Predatory Instincts
The bear market had been eating Marcus's portfolio alive for eighteen months when she walked into his office—Vera, the new senior VP with eyes like cold appraisal and a handshake that lingered a fraction too long. She'd nicknamed him 'bear' during their first strategy meeting, claiming it suited his defensive hibernation strategies, but the way she said it made him feel like something else entirely. Something wounded.
Now it was quarter past midnight, both of them still at the office, the fluorescent lights humming overhead like trapped insects. Marcus's rescue dog, a battle-scarred terrier mix he'd found near the trading floor last year, lay curled under his desk. The dog lifted its head at Vera's approach, then seemed to decide she wasn't a threat and went back to sleep.
"You're not built for this, bear," Vera said, leaning against his doorframe, two fingers of scotch in a crystal tumbler. "This city chews up nice men and spits out broken things."
Marcus rubbed his eyes. "And what does it do to women like you?"
She laughed, dark and knowing. "We're not usually the ones getting eaten."
Her own cat, an imperious Siamese she sometimes brought to the office on Sundays, had scratched Marcus's hand last week when he'd tried to pet it.

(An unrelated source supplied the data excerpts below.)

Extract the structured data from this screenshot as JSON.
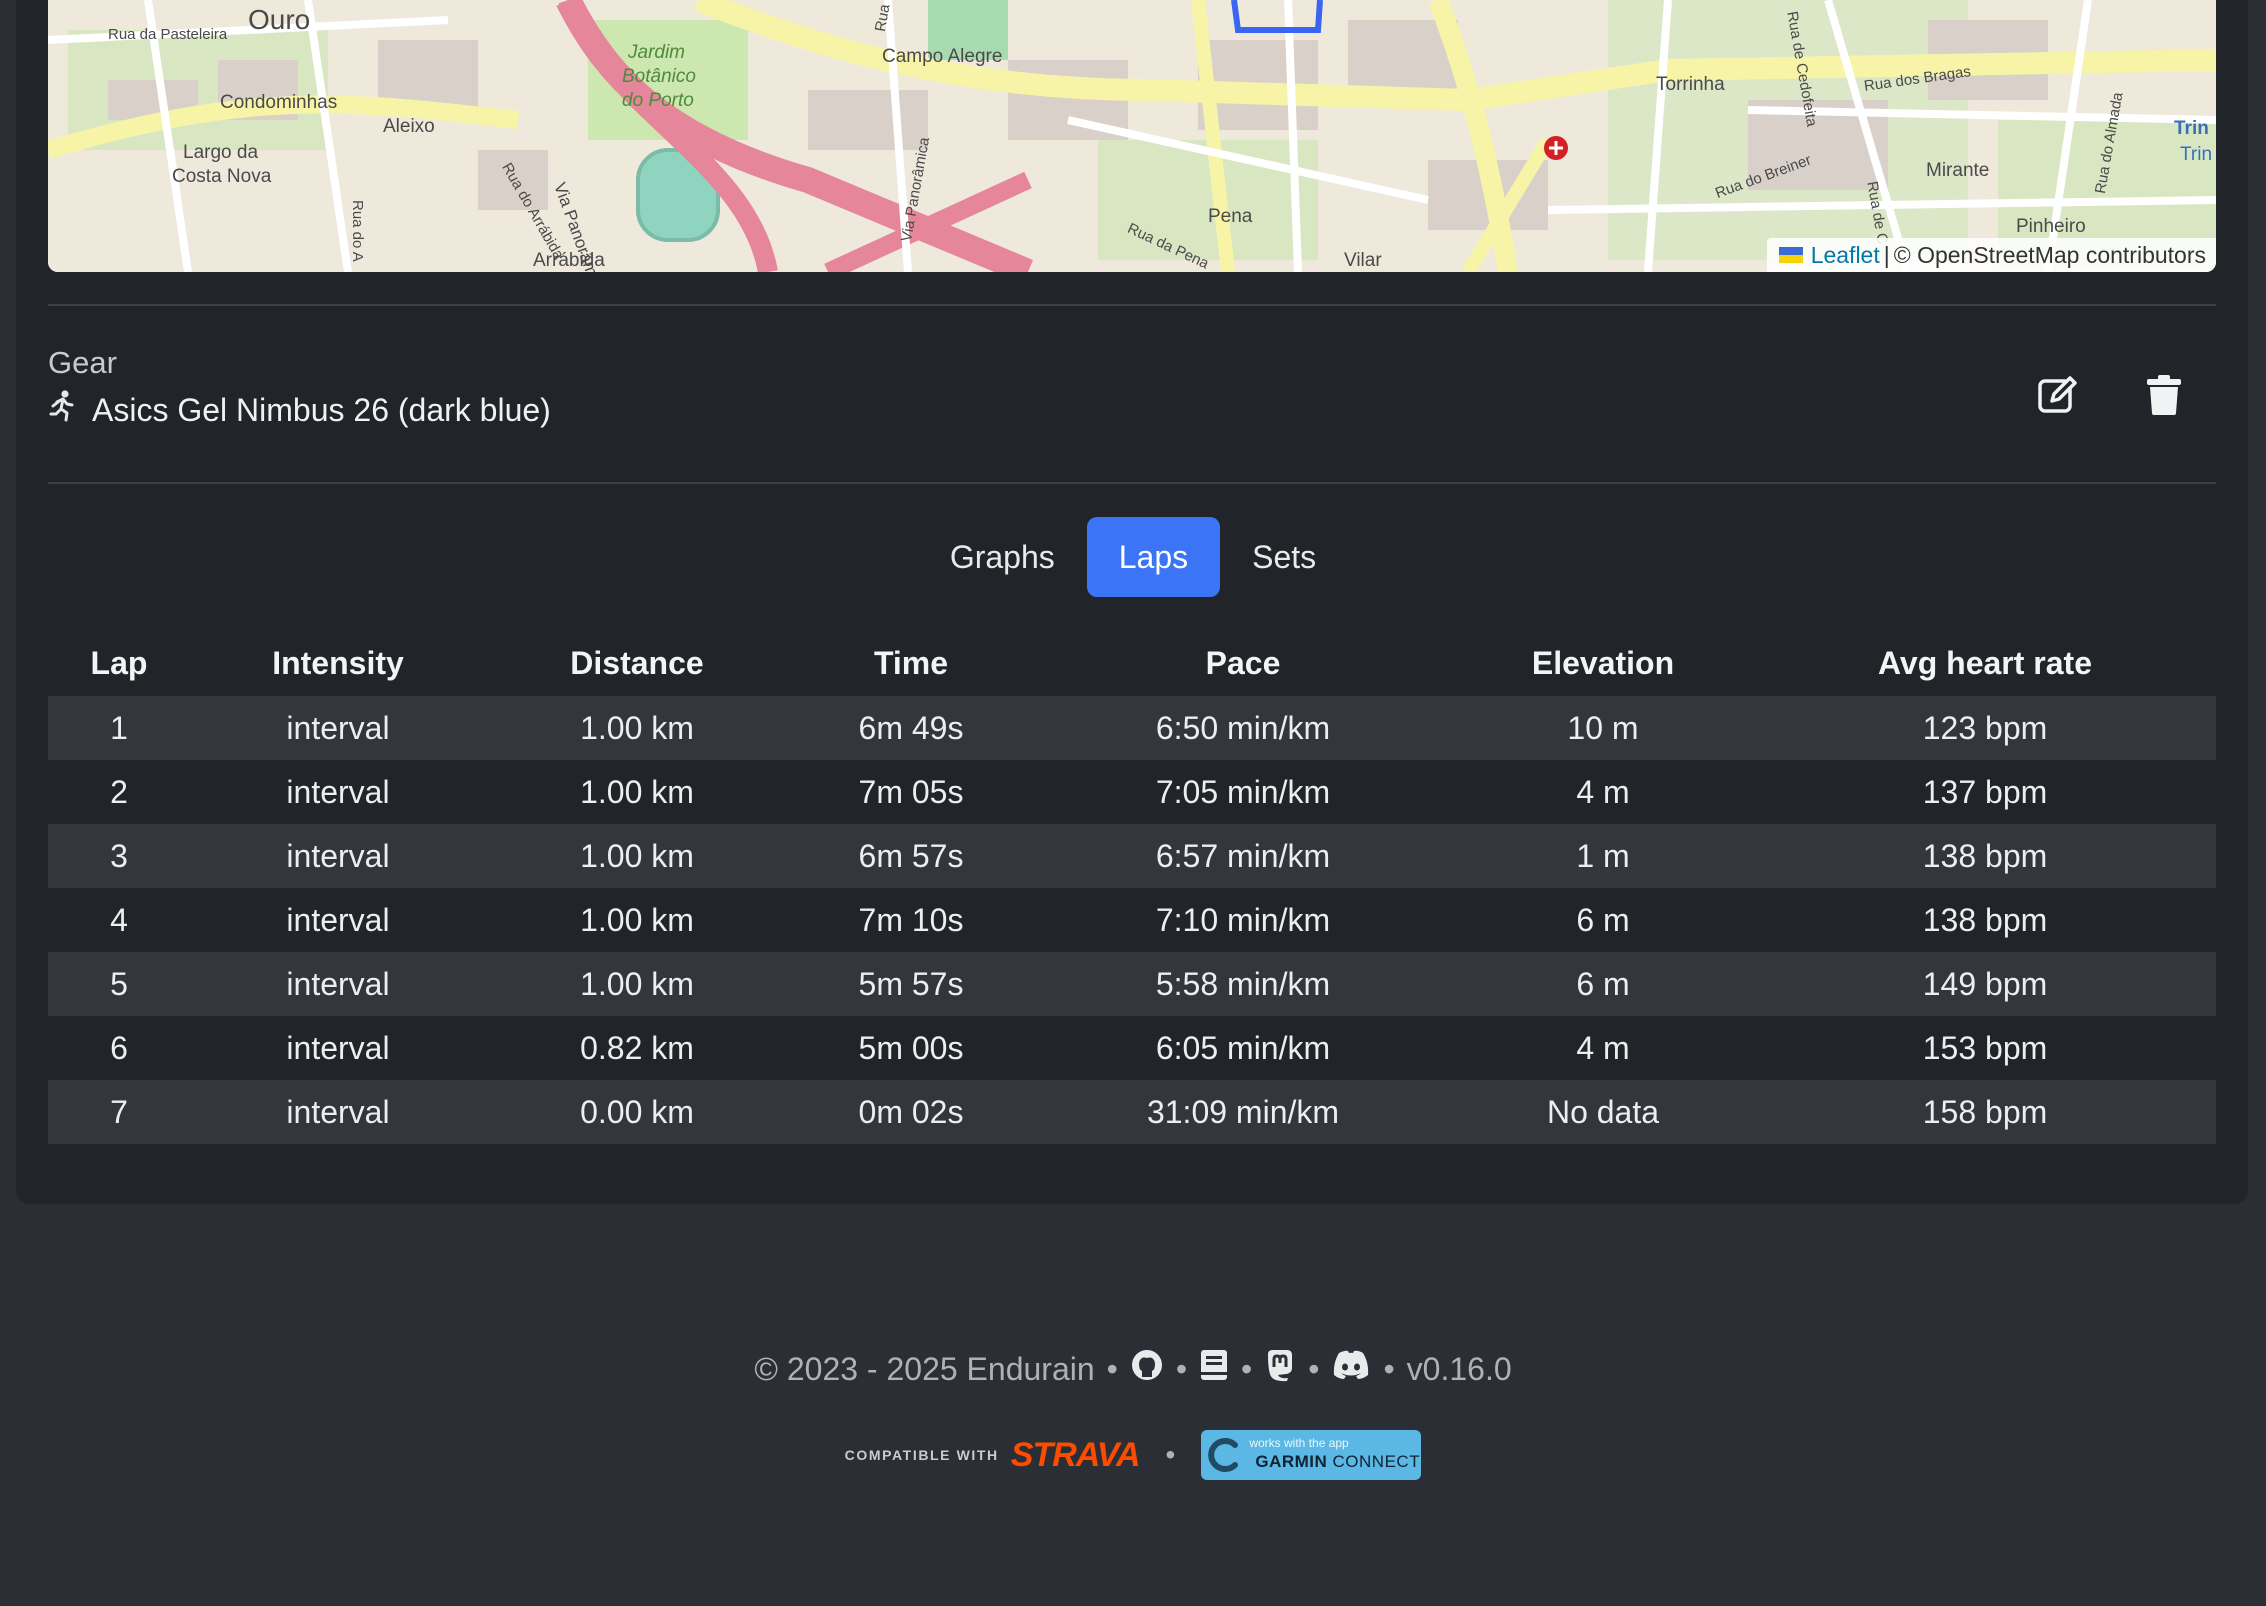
{
  "map": {
    "labels": [
      "Ouro",
      "Rua da Pasteleira",
      "Condominhas",
      "Largo da",
      "Costa Nova",
      "Aleixo",
      "Jardim",
      "Botânico",
      "do Porto",
      "Via Panorâmica",
      "Rua do Arrábida",
      "Arrábida",
      "Rua do A",
      "Campo Alegre",
      "Via Panorâmica",
      "Rua da Pena",
      "Pena",
      "Vilar",
      "Torrinha",
      "Rua de Cedofeita",
      "Rua dos Bragas",
      "Rua do Breiner",
      "Mirante",
      "Pinheiro",
      "Rua do Almada",
      "Rua de C",
      "Trin",
      "Trin",
      "Rua"
    ],
    "attribution": {
      "leaflet": "Leaflet",
      "separator": "|",
      "osm": "© OpenStreetMap contributors"
    }
  },
  "gear": {
    "title": "Gear",
    "name": "Asics Gel Nimbus 26 (dark blue)",
    "icons": {
      "type": "running-icon",
      "edit": "edit-icon",
      "delete": "trash-icon"
    }
  },
  "tabs": [
    {
      "label": "Graphs",
      "active": false
    },
    {
      "label": "Laps",
      "active": true
    },
    {
      "label": "Sets",
      "active": false
    }
  ],
  "laps": {
    "columns": [
      "Lap",
      "Intensity",
      "Distance",
      "Time",
      "Pace",
      "Elevation",
      "Avg heart rate"
    ],
    "rows": [
      [
        "1",
        "interval",
        "1.00 km",
        "6m 49s",
        "6:50 min/km",
        "10 m",
        "123 bpm"
      ],
      [
        "2",
        "interval",
        "1.00 km",
        "7m 05s",
        "7:05 min/km",
        "4 m",
        "137 bpm"
      ],
      [
        "3",
        "interval",
        "1.00 km",
        "6m 57s",
        "6:57 min/km",
        "1 m",
        "138 bpm"
      ],
      [
        "4",
        "interval",
        "1.00 km",
        "7m 10s",
        "7:10 min/km",
        "6 m",
        "138 bpm"
      ],
      [
        "5",
        "interval",
        "1.00 km",
        "5m 57s",
        "5:58 min/km",
        "6 m",
        "149 bpm"
      ],
      [
        "6",
        "interval",
        "0.82 km",
        "5m 00s",
        "6:05 min/km",
        "4 m",
        "153 bpm"
      ],
      [
        "7",
        "interval",
        "0.00 km",
        "0m 02s",
        "31:09 min/km",
        "No data",
        "158 bpm"
      ]
    ]
  },
  "footer": {
    "copyright": "© 2023 - 2025 Endurain",
    "separator": "•",
    "version": "v0.16.0",
    "icons": [
      "github-icon",
      "docs-icon",
      "mastodon-icon",
      "discord-icon"
    ],
    "strava": {
      "compatible": "COMPATIBLE WITH",
      "logo": "STRAVA"
    },
    "garmin": {
      "small": "works with the app",
      "brand": "GARMIN",
      "product": "CONNECT"
    }
  },
  "colors": {
    "page_bg": "#2b2e34",
    "card_bg": "#212428",
    "accent": "#3b75f6",
    "stripe": "#33363c",
    "strava": "#fc4c02"
  }
}
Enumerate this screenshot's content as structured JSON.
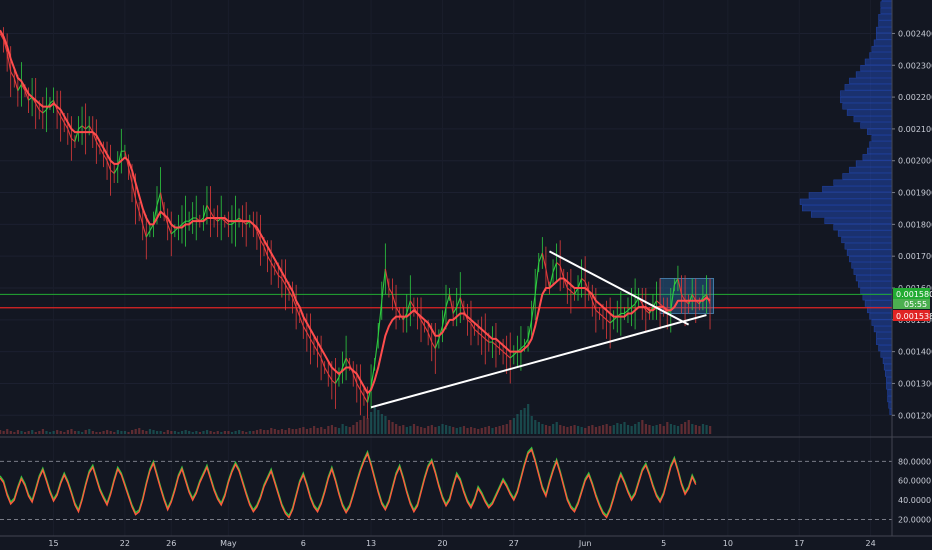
{
  "chart_data": {
    "type": "line",
    "price_axis": {
      "ticks": [
        "0.002400",
        "0.002300",
        "0.002200",
        "0.002100",
        "0.002000",
        "0.001900",
        "0.001800",
        "0.001700",
        "0.001600",
        "0.001500",
        "0.001400",
        "0.001300",
        "0.001200"
      ],
      "ylim": [
        0.00116,
        0.00248
      ]
    },
    "rsi_axis": {
      "ticks": [
        "80.0000",
        "60.0000",
        "40.0000",
        "20.0000"
      ],
      "ylim": [
        5,
        100
      ],
      "bands": [
        80,
        20
      ]
    },
    "x_axis": {
      "tick_labels": [
        "15",
        "22",
        "26",
        "May",
        "6",
        "13",
        "20",
        "27",
        "Jun",
        "5",
        "10",
        "17",
        "24"
      ],
      "tick_idx": [
        15,
        35,
        48,
        64,
        85,
        104,
        124,
        144,
        164,
        186,
        204,
        224,
        244
      ]
    },
    "badges": {
      "green_level": "0.001580",
      "current_time": "05:55",
      "red_level": "0.001538"
    },
    "levels": {
      "green": 0.00158,
      "red": 0.001538
    },
    "price_series": {
      "name": "",
      "start_idx": 0,
      "step": 1,
      "values": [
        0.0024,
        0.00238,
        0.00234,
        0.00228,
        0.00226,
        0.00222,
        0.00224,
        0.00222,
        0.00219,
        0.0022,
        0.00218,
        0.00216,
        0.00215,
        0.00216,
        0.00218,
        0.00219,
        0.00216,
        0.00214,
        0.00212,
        0.0021,
        0.00207,
        0.00206,
        0.0021,
        0.00211,
        0.0021,
        0.00211,
        0.00209,
        0.00206,
        0.00204,
        0.00202,
        0.002,
        0.00197,
        0.00196,
        0.00198,
        0.00203,
        0.00203,
        0.00198,
        0.00193,
        0.00188,
        0.00184,
        0.0018,
        0.00176,
        0.00178,
        0.0018,
        0.00186,
        0.0019,
        0.00184,
        0.0018,
        0.00177,
        0.00178,
        0.00179,
        0.0018,
        0.00181,
        0.00181,
        0.00182,
        0.00182,
        0.00181,
        0.00182,
        0.00186,
        0.00184,
        0.00182,
        0.00181,
        0.00182,
        0.00181,
        0.0018,
        0.0018,
        0.00181,
        0.00182,
        0.00181,
        0.0018,
        0.00181,
        0.0018,
        0.00178,
        0.00175,
        0.00173,
        0.0017,
        0.00168,
        0.00166,
        0.00164,
        0.00163,
        0.00161,
        0.00159,
        0.00157,
        0.00154,
        0.00151,
        0.00148,
        0.00146,
        0.00144,
        0.00142,
        0.0014,
        0.00138,
        0.00135,
        0.00133,
        0.00131,
        0.0013,
        0.00132,
        0.00135,
        0.00138,
        0.00136,
        0.00133,
        0.0013,
        0.00128,
        0.00126,
        0.00124,
        0.00129,
        0.00136,
        0.00145,
        0.00156,
        0.00166,
        0.0016,
        0.00158,
        0.00154,
        0.00152,
        0.0015,
        0.00152,
        0.00156,
        0.00154,
        0.00152,
        0.0015,
        0.00148,
        0.00146,
        0.00143,
        0.00141,
        0.00144,
        0.00148,
        0.00154,
        0.00158,
        0.00152,
        0.00154,
        0.00157,
        0.00153,
        0.0015,
        0.00149,
        0.00147,
        0.00146,
        0.00145,
        0.00144,
        0.00143,
        0.00143,
        0.00142,
        0.00141,
        0.0014,
        0.00139,
        0.00138,
        0.00139,
        0.0014,
        0.00141,
        0.00142,
        0.00144,
        0.0015,
        0.00158,
        0.00168,
        0.00171,
        0.00166,
        0.0016,
        0.00165,
        0.00168,
        0.00167,
        0.00163,
        0.0016,
        0.00159,
        0.00158,
        0.0016,
        0.00163,
        0.00162,
        0.00159,
        0.00156,
        0.00153,
        0.00152,
        0.00151,
        0.0015,
        0.00149,
        0.0015,
        0.00151,
        0.00152,
        0.00152,
        0.00153,
        0.00154,
        0.00155,
        0.00157,
        0.00155,
        0.00153,
        0.00152,
        0.00154,
        0.00156,
        0.00155,
        0.00154,
        0.00152,
        0.00153,
        0.00161,
        0.00163,
        0.00158,
        0.00156,
        0.00155,
        0.00158,
        0.00156,
        0.00155,
        0.00157,
        0.00158,
        0.00155
      ]
    },
    "ema_series": {
      "name": "",
      "start_idx": 0,
      "step": 1,
      "values": [
        0.00241,
        0.00239,
        0.00236,
        0.00232,
        0.00229,
        0.00226,
        0.00225,
        0.00223,
        0.00221,
        0.0022,
        0.00219,
        0.00218,
        0.00217,
        0.00217,
        0.00217,
        0.00218,
        0.00217,
        0.00216,
        0.00214,
        0.00212,
        0.0021,
        0.00209,
        0.00209,
        0.00209,
        0.00209,
        0.00209,
        0.00209,
        0.00208,
        0.00206,
        0.00204,
        0.00202,
        0.002,
        0.00199,
        0.00199,
        0.002,
        0.00201,
        0.002,
        0.00197,
        0.00193,
        0.00189,
        0.00185,
        0.00182,
        0.0018,
        0.0018,
        0.00182,
        0.00184,
        0.00183,
        0.00182,
        0.0018,
        0.00179,
        0.00179,
        0.00179,
        0.0018,
        0.0018,
        0.00181,
        0.00181,
        0.00181,
        0.00181,
        0.00182,
        0.00182,
        0.00182,
        0.00182,
        0.00182,
        0.00182,
        0.00181,
        0.00181,
        0.00181,
        0.00181,
        0.00181,
        0.00181,
        0.00181,
        0.0018,
        0.00179,
        0.00177,
        0.00175,
        0.00173,
        0.00171,
        0.00169,
        0.00167,
        0.00165,
        0.00163,
        0.00161,
        0.00159,
        0.00156,
        0.00154,
        0.00151,
        0.00149,
        0.00147,
        0.00145,
        0.00143,
        0.00141,
        0.00139,
        0.00137,
        0.00135,
        0.00134,
        0.00133,
        0.00134,
        0.00135,
        0.00135,
        0.00134,
        0.00133,
        0.00131,
        0.00129,
        0.00127,
        0.00128,
        0.00131,
        0.00135,
        0.0014,
        0.00145,
        0.00148,
        0.0015,
        0.00151,
        0.00151,
        0.00151,
        0.00151,
        0.00152,
        0.00153,
        0.00152,
        0.00151,
        0.0015,
        0.00149,
        0.00147,
        0.00145,
        0.00145,
        0.00146,
        0.00148,
        0.0015,
        0.0015,
        0.00151,
        0.00152,
        0.00152,
        0.00151,
        0.0015,
        0.00149,
        0.00148,
        0.00147,
        0.00146,
        0.00145,
        0.00144,
        0.00144,
        0.00143,
        0.00142,
        0.00141,
        0.0014,
        0.0014,
        0.0014,
        0.0014,
        0.00141,
        0.00142,
        0.00144,
        0.00148,
        0.00153,
        0.00158,
        0.0016,
        0.0016,
        0.00161,
        0.00162,
        0.00163,
        0.00163,
        0.00162,
        0.00161,
        0.0016,
        0.0016,
        0.0016,
        0.0016,
        0.00159,
        0.00158,
        0.00156,
        0.00155,
        0.00154,
        0.00153,
        0.00152,
        0.00151,
        0.00151,
        0.00151,
        0.00151,
        0.00152,
        0.00152,
        0.00153,
        0.00154,
        0.00154,
        0.00154,
        0.00153,
        0.00153,
        0.00154,
        0.00154,
        0.00154,
        0.00153,
        0.00153,
        0.00154,
        0.00156,
        0.00156,
        0.00156,
        0.00156,
        0.00156,
        0.00156,
        0.00156,
        0.00156,
        0.00157,
        0.00156
      ]
    },
    "rsi_series": {
      "name": "",
      "start_idx": 0,
      "step": 1,
      "values": [
        63,
        58,
        45,
        36,
        40,
        52,
        62,
        55,
        44,
        38,
        50,
        63,
        71,
        60,
        48,
        39,
        45,
        57,
        66,
        58,
        47,
        35,
        28,
        40,
        55,
        68,
        74,
        62,
        50,
        42,
        35,
        46,
        60,
        72,
        66,
        55,
        44,
        33,
        25,
        28,
        40,
        56,
        70,
        78,
        65,
        52,
        40,
        30,
        38,
        50,
        64,
        72,
        60,
        48,
        40,
        47,
        58,
        66,
        74,
        62,
        50,
        41,
        35,
        44,
        58,
        69,
        77,
        70,
        58,
        46,
        35,
        28,
        33,
        42,
        54,
        62,
        70,
        58,
        46,
        34,
        26,
        22,
        30,
        44,
        58,
        66,
        55,
        42,
        33,
        28,
        36,
        48,
        62,
        72,
        60,
        46,
        34,
        27,
        33,
        45,
        58,
        70,
        80,
        88,
        76,
        62,
        48,
        36,
        30,
        38,
        52,
        66,
        74,
        62,
        48,
        36,
        28,
        34,
        48,
        62,
        74,
        80,
        68,
        54,
        42,
        34,
        40,
        54,
        66,
        60,
        48,
        38,
        32,
        40,
        52,
        46,
        38,
        32,
        36,
        44,
        52,
        60,
        54,
        46,
        40,
        48,
        62,
        76,
        88,
        92,
        80,
        66,
        52,
        44,
        58,
        70,
        80,
        68,
        54,
        40,
        32,
        28,
        36,
        48,
        60,
        66,
        56,
        44,
        34,
        26,
        22,
        30,
        42,
        56,
        66,
        58,
        48,
        40,
        46,
        58,
        70,
        76,
        66,
        54,
        44,
        38,
        46,
        60,
        74,
        82,
        70,
        56,
        46,
        52,
        64,
        56
      ]
    },
    "volume_series": {
      "name": "",
      "values": [
        4,
        3,
        5,
        3,
        2,
        4,
        3,
        2,
        3,
        4,
        2,
        3,
        5,
        3,
        2,
        3,
        4,
        3,
        2,
        4,
        5,
        3,
        3,
        2,
        4,
        5,
        3,
        2,
        2,
        3,
        4,
        3,
        2,
        4,
        3,
        3,
        2,
        4,
        5,
        6,
        4,
        3,
        5,
        4,
        3,
        3,
        2,
        4,
        3,
        3,
        2,
        3,
        4,
        3,
        2,
        3,
        2,
        3,
        4,
        3,
        2,
        3,
        2,
        3,
        3,
        2,
        3,
        4,
        3,
        2,
        3,
        3,
        4,
        5,
        4,
        4,
        6,
        5,
        4,
        5,
        4,
        6,
        5,
        5,
        6,
        7,
        5,
        6,
        8,
        6,
        7,
        5,
        8,
        9,
        7,
        6,
        10,
        8,
        7,
        9,
        12,
        14,
        18,
        16,
        22,
        28,
        24,
        20,
        18,
        14,
        12,
        10,
        8,
        9,
        7,
        8,
        10,
        8,
        7,
        6,
        8,
        9,
        7,
        8,
        10,
        9,
        8,
        7,
        6,
        7,
        8,
        6,
        7,
        6,
        5,
        6,
        7,
        8,
        6,
        7,
        8,
        9,
        10,
        14,
        16,
        20,
        24,
        26,
        30,
        18,
        14,
        12,
        10,
        9,
        8,
        10,
        12,
        9,
        8,
        7,
        8,
        9,
        8,
        7,
        6,
        8,
        9,
        7,
        8,
        9,
        10,
        8,
        9,
        11,
        10,
        12,
        9,
        8,
        10,
        12,
        14,
        10,
        9,
        8,
        9,
        10,
        8,
        12,
        10,
        9,
        8,
        10,
        12,
        14,
        10,
        9,
        8,
        10,
        9,
        8
      ]
    },
    "volume_profile": {
      "price_start": 0.0012,
      "price_step": 2e-05,
      "values": [
        2,
        3,
        4,
        4,
        5,
        5,
        6,
        7,
        8,
        10,
        12,
        14,
        14,
        16,
        18,
        20,
        22,
        24,
        26,
        28,
        30,
        32,
        34,
        36,
        38,
        40,
        42,
        45,
        48,
        52,
        60,
        72,
        80,
        82,
        74,
        62,
        52,
        44,
        38,
        32,
        26,
        22,
        20,
        18,
        22,
        28,
        34,
        40,
        44,
        46,
        46,
        42,
        38,
        32,
        28,
        24,
        20,
        18,
        16,
        14,
        14,
        12,
        12,
        10,
        10,
        9,
        8,
        8,
        7,
        6,
        6,
        5,
        5,
        4,
        4,
        3,
        3,
        3,
        2,
        2,
        2,
        2,
        2,
        2,
        3,
        2,
        2,
        2
      ]
    },
    "drawings": {
      "rising_line": {
        "from": [
          104,
          0.001225
        ],
        "to": [
          198,
          0.001515
        ]
      },
      "falling_line": {
        "from": [
          154,
          0.001715
        ],
        "to": [
          193,
          0.001485
        ]
      },
      "box": {
        "from": [
          185,
          0.00152
        ],
        "to": [
          200,
          0.00163
        ]
      }
    }
  }
}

He'd bleed on quarterly reports while Vera watched, fascinated. "He senses weakness," she'd said, not unkindly. "Most predators do."
Tonight, something shifted. Maybe it was exhaustion, or the way the rain streaked his window like dollar signs falling, or the simple desperate gravity of two powerful people choosing to be vulnerable together. When she crossed the room and set down her glass, Marcus didn't retreat into his cave.
"You know," Vera said softly, her guard dropping for the first time, "bears can be dangerous when they finally decide to wake up."
Marcus stood and met her eyes. Some markets cycle up eventually. Some bears don't hibernate forever.
Outside, the city kept its predatory rhythm. Inside, for once, something real began to grow between the hunted and the hunter.